The place to be on February 16, 2000 was Nippon Convention Center, Makuhari Messe, Japan. This was the place were Steve Jobs announced many of the hardware upgrades that we expected to hear about at MacWorld San Francisco in January, plus a couple of surprises.
New Professional laptops
The first announcements were the long awaited “Pismo” laptops, completing the upgrades to all “four quadrants” of Apple’s new product range to drop old legacy SCSI, serial and ADB systems and replacing them with Firewire, USB and Airport.
There were two models announced;
- PowerBook 400 MHz G3 with 64Meg RAM, 6gig hard drive, 6x DVD-ROM for US$2,499;
- PowerBook 500 MHz G3 with 128meg RAM, 12gig hard drive, 6x DVD-ROM for US$3,499.
Both models have the following features in common;
- 1MB level 2 backside cache and 100 MHz system bus;
- Support for up to 512MB of SDRAM;
- A 14.1-inch active-matrix display;
- A thin and light design that weighs only 5.7 pounds with weight-saving module and battery, or 6.1 pounds with DVD-ROM drive and battery;
- Ultra ATA/66 internal hard drives of up to 18GB;
- ATI RAGE Mobility 128 graphic controller featuring AGP 2X support for “exceptional” 2D/3D graphics performance, and 8MB SDRAM of video memory;
- VGA and S-Video ports for dual display and video mirroring;
Two USB ports; - Two FireWire ports;
- Built-in 10/100BASE-T Ethernet;
- 56K V.90 modem;
- Airport slot;
- Easy access to RAM expansion and removable hard drive through flip-up keyboard;
- Mac OS 9.
New iBooks
A couple of expected announcements for the iBook and a very pleasant surprise.
The basic iBook configuration has been updated to include double the memory and double the hard drive space – 64Meg and 6Gig respectively and with no price increase.
The nicest surprise for myself was the announcement of the iBook Special Edition.
It has the same basic configuration with screen size, RAM and hard drive as the regular iBook, but it has a 366Mhz G3 processor (compared to a 300Mhz G3) and has a really sexy Graphite and Ice colour scheme, which complements the G4 workstations very nicely.

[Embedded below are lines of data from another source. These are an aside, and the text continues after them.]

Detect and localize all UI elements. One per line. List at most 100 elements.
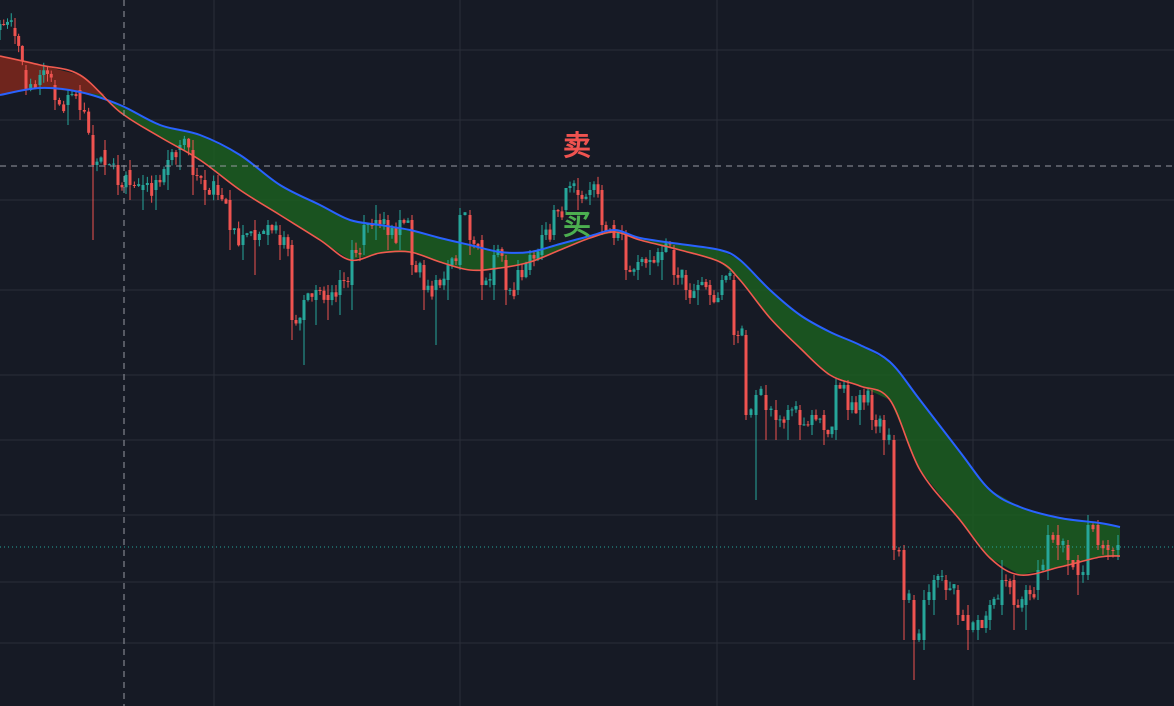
candle[interactable] bbox=[672, 245, 676, 285]
candle[interactable] bbox=[652, 256, 656, 264]
candle[interactable] bbox=[568, 181, 572, 193]
candle[interactable] bbox=[822, 410, 826, 445]
candle[interactable] bbox=[996, 594, 1000, 600]
candle[interactable] bbox=[548, 223, 552, 242]
candle[interactable] bbox=[232, 228, 236, 235]
candle[interactable] bbox=[46, 66, 49, 82]
candle[interactable] bbox=[314, 285, 318, 325]
candle[interactable] bbox=[704, 278, 708, 290]
candle[interactable] bbox=[596, 176, 600, 198]
candle[interactable] bbox=[278, 225, 282, 260]
candle[interactable] bbox=[241, 225, 245, 260]
candle[interactable] bbox=[463, 212, 467, 216]
candle[interactable] bbox=[20, 45, 24, 66]
candle[interactable] bbox=[866, 388, 870, 406]
candle[interactable] bbox=[87, 107, 91, 135]
candle[interactable] bbox=[956, 585, 960, 625]
candle[interactable] bbox=[480, 235, 484, 300]
candle[interactable] bbox=[1000, 560, 1004, 615]
candle[interactable] bbox=[1056, 525, 1060, 560]
candle[interactable] bbox=[2, 19, 6, 26]
candle[interactable] bbox=[992, 596, 996, 609]
candle[interactable] bbox=[468, 210, 472, 255]
candle[interactable] bbox=[128, 160, 132, 200]
candle[interactable] bbox=[976, 615, 980, 640]
candle[interactable] bbox=[680, 269, 684, 285]
candle[interactable] bbox=[774, 400, 778, 440]
candle[interactable] bbox=[907, 589, 911, 604]
candle[interactable] bbox=[141, 175, 145, 210]
candle[interactable] bbox=[944, 575, 948, 600]
candle[interactable] bbox=[1032, 586, 1036, 600]
candle[interactable] bbox=[564, 188, 568, 215]
candle[interactable] bbox=[374, 205, 378, 240]
candle[interactable] bbox=[112, 158, 116, 170]
candle[interactable] bbox=[354, 242, 358, 258]
candle[interactable] bbox=[887, 428, 891, 445]
candle[interactable] bbox=[850, 395, 854, 414]
candle[interactable] bbox=[237, 221, 241, 247]
candle[interactable] bbox=[334, 285, 338, 303]
candle[interactable] bbox=[70, 91, 74, 97]
candle[interactable] bbox=[716, 292, 720, 303]
candle[interactable] bbox=[302, 295, 306, 365]
candle[interactable] bbox=[948, 581, 952, 591]
candle[interactable] bbox=[846, 380, 850, 420]
candle[interactable] bbox=[1016, 599, 1020, 608]
candle[interactable] bbox=[720, 275, 724, 300]
candle[interactable] bbox=[116, 155, 120, 195]
candle[interactable] bbox=[162, 166, 166, 186]
candle[interactable] bbox=[600, 185, 604, 235]
candle[interactable] bbox=[310, 293, 314, 302]
candle[interactable] bbox=[854, 396, 858, 414]
candle[interactable] bbox=[660, 245, 664, 280]
candle[interactable] bbox=[406, 217, 410, 224]
candle[interactable] bbox=[282, 231, 286, 249]
candle[interactable] bbox=[154, 175, 158, 210]
candle[interactable] bbox=[145, 176, 149, 192]
candle[interactable] bbox=[532, 250, 536, 267]
candle[interactable] bbox=[769, 406, 773, 417]
candle[interactable] bbox=[576, 178, 580, 210]
candle[interactable] bbox=[838, 382, 842, 389]
candle[interactable] bbox=[692, 283, 696, 299]
candle[interactable] bbox=[592, 181, 596, 198]
candle[interactable] bbox=[632, 268, 636, 276]
candle[interactable] bbox=[207, 187, 211, 195]
candle[interactable] bbox=[516, 260, 520, 295]
candle[interactable] bbox=[346, 277, 350, 288]
candle[interactable] bbox=[712, 290, 716, 304]
candle[interactable] bbox=[940, 570, 944, 582]
candle[interactable] bbox=[492, 245, 496, 300]
candle[interactable] bbox=[778, 415, 782, 428]
candle[interactable] bbox=[191, 140, 195, 195]
candle[interactable] bbox=[936, 574, 940, 588]
candle[interactable] bbox=[434, 275, 438, 345]
candle[interactable] bbox=[78, 85, 82, 120]
candle[interactable] bbox=[158, 174, 162, 187]
candle[interactable] bbox=[842, 381, 846, 393]
candle[interactable] bbox=[728, 270, 732, 280]
candle[interactable] bbox=[1008, 578, 1012, 595]
candle[interactable] bbox=[1091, 523, 1095, 532]
candle[interactable] bbox=[91, 125, 95, 240]
candle[interactable] bbox=[744, 330, 748, 420]
candle[interactable] bbox=[1061, 538, 1065, 553]
candle[interactable] bbox=[249, 230, 253, 237]
candle[interactable] bbox=[512, 282, 516, 300]
candle[interactable] bbox=[426, 279, 430, 293]
candle[interactable] bbox=[286, 234, 290, 257]
candle[interactable] bbox=[580, 190, 584, 204]
candle[interactable] bbox=[684, 270, 688, 300]
candle[interactable] bbox=[540, 225, 544, 260]
candle[interactable] bbox=[984, 611, 988, 633]
candle[interactable] bbox=[858, 390, 862, 425]
candle[interactable] bbox=[182, 135, 186, 150]
candle[interactable] bbox=[224, 197, 228, 204]
candle[interactable] bbox=[49, 70, 53, 82]
candle[interactable] bbox=[902, 545, 906, 640]
candle[interactable] bbox=[980, 619, 984, 629]
candle[interactable] bbox=[736, 330, 740, 344]
candle[interactable] bbox=[988, 600, 992, 630]
candle[interactable] bbox=[257, 231, 261, 247]
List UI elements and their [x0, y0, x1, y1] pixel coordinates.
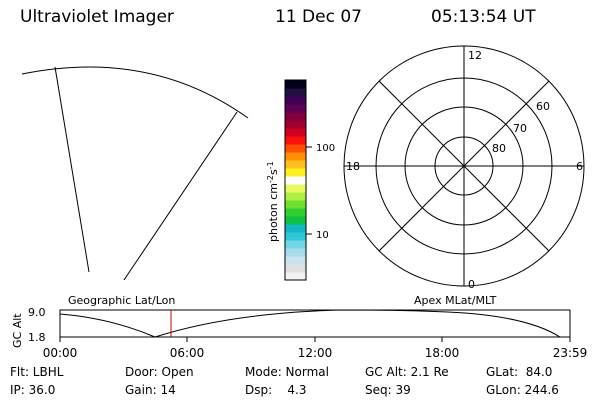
date-label: 11 Dec 07 [275, 7, 362, 27]
lat-label-70: 70 [513, 122, 527, 135]
info-dsp: Dsp: 4.3 [245, 383, 307, 397]
color-scale-cell [285, 128, 306, 137]
color-scale-cell [285, 80, 306, 89]
sector-arc [21, 66, 249, 119]
color-scale-cell [285, 144, 306, 153]
color-tick-label-100: 100 [316, 143, 335, 154]
color-scale-cell [285, 136, 306, 145]
x-tick-label-1200: 12:00 [298, 346, 333, 360]
timeline-y-axis-label: GC Alt [11, 313, 24, 348]
color-tick-label-10: 10 [316, 230, 329, 241]
info-filter: Flt: LBHL [10, 365, 64, 379]
color-scale-cell [285, 176, 306, 185]
timeline-frame [59, 309, 571, 338]
x-tick-label-0600: 06:00 [170, 346, 205, 360]
color-scale-cell [285, 232, 306, 241]
info-ip: IP: 36.0 [10, 383, 56, 397]
color-scale-cells [285, 80, 306, 281]
sector-right-edge [123, 111, 238, 281]
color-scale-cell [285, 120, 306, 129]
color-scale-cell [285, 224, 306, 233]
time-label: 05:13:54 UT [431, 7, 536, 27]
color-scale-cell [285, 96, 306, 105]
polar-diagonal-2 [378, 80, 550, 252]
info-gain: Gain: 14 [125, 383, 176, 397]
info-seq: Seq: 39 [365, 383, 411, 397]
lat-label-60: 60 [536, 100, 550, 113]
timeline-y-tick-1-8: 1.8 [28, 331, 46, 344]
mlt-label-18: 18 [346, 160, 360, 173]
lat-label-80: 80 [492, 142, 506, 155]
color-scale-cell [285, 184, 306, 193]
color-scale-cell [285, 200, 306, 209]
color-scale-cell [285, 256, 306, 265]
color-scale-cell [285, 272, 306, 281]
color-scale-cell [285, 104, 306, 113]
color-scale-cell [285, 240, 306, 249]
color-scale-units: photon cm-2s-1 [266, 161, 280, 242]
color-scale-cell [285, 216, 306, 225]
info-door: Door: Open [125, 365, 194, 379]
color-scale-cell [285, 88, 306, 97]
info-glat: GLat: 84.0 [486, 365, 553, 379]
instrument-title: Ultraviolet Imager [20, 7, 174, 27]
color-scale-cell [285, 208, 306, 217]
mlt-label-12: 12 [468, 49, 482, 62]
color-scale-cell [285, 168, 306, 177]
color-scale-cell [285, 112, 306, 121]
info-gc-alt: GC Alt: 2.1 Re [365, 365, 449, 379]
sector-left-edge [54, 66, 90, 273]
x-tick-label-1800: 18:00 [425, 346, 460, 360]
timeline-y-tick-9: 9.0 [28, 306, 46, 319]
info-glon: GLon: 244.6 [486, 383, 559, 397]
color-scale-cell [285, 192, 306, 201]
color-scale-cell [285, 152, 306, 161]
color-scale-cell [285, 264, 306, 273]
mlt-label-0: 0 [468, 278, 475, 291]
timeline-right-label: Apex MLat/MLT [414, 294, 497, 307]
x-tick-label-2359: 23:59 [553, 346, 588, 360]
color-scale-cell [285, 248, 306, 257]
color-scale-border [284, 79, 307, 281]
timeline-left-label: Geographic Lat/Lon [68, 294, 175, 307]
altitude-curve [59, 309, 561, 338]
mlt-label-6: 6 [576, 160, 583, 173]
color-scale-cell [285, 160, 306, 169]
info-mode: Mode: Normal [245, 365, 329, 379]
x-tick-label-0000: 00:00 [43, 346, 78, 360]
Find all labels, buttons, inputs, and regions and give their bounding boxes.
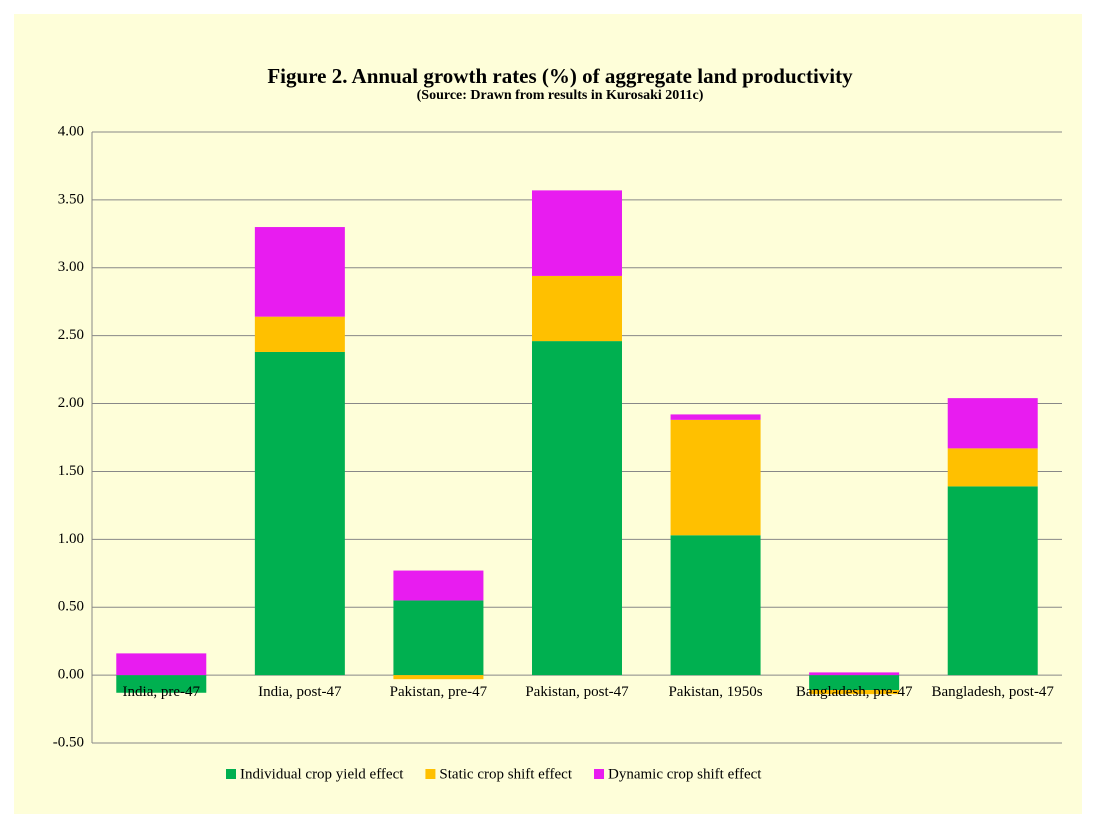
bar-segment bbox=[116, 675, 207, 693]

It has a small premium in price – about US$200 on top of the $US1,599
I still look forward to the inclusion of a VGA out port on the entire iBook range, while others expected FireWire and a DVD-ROM on the Special Edition. Still it is a very impressive and powerful, yet economical laptop.
The upgraded Blueberry and Tangerine iBooks, along with the Special Edition are available now through both the US and Australian Apple Stores, and should have hit Australian distributors by the time you read this article.
New G4 Configurations
Six new configurations for the G4 desktop series were also announced. The first three were just “speed-bumped” back to the original G4 announcement configurations ie: 400, 450 & 500Mhz. The other specs remain the same, including the price.
The remaining three systems are MacServer G4 systems, of which two ship with AppleShare IP and the remaining one with MacOS X Server 1.2. Pricing for the 500Mhz starts at US$4199. The configurations consist of;
- Macintosh Server G4 400 MHz with 1MB L2 cache contains 128meg RAM, ATI RAGE 128 PrAGP 2X with 16 MB video RAM, 20gig Ultra ATA/66 7,200 rpm hard drive, DVD-ROM drive, 10/100BASE-T Ethernet and AppleShare IP 6.3.1;
- Macintosh Server G4 500 MHz with 1MB L2 cache contains 256meg RAM, ATI RAGE 128 PrAGP 2X with 16MB video RAM, 18GB Ultra2 LVD SCSI 10,000 rpm hard drive, DVD-ROM drive, 10/100BASE-T Ethernet and AppleShare IP 6.3.1;
- Macintosh Server G4 with Mac OS X Server 500 MHz with 1MB L2 cache contains 256meg RAM, ATI RAGE 128 PrAGP 2X with 16MB video RAM, 18GB Ultra 2 LVD SCSI 10,000 rpm hard drive, DVD-ROM drive, 4-port 10/100BASE-T Ethernet controller and Mac OS X Server 1.2 software.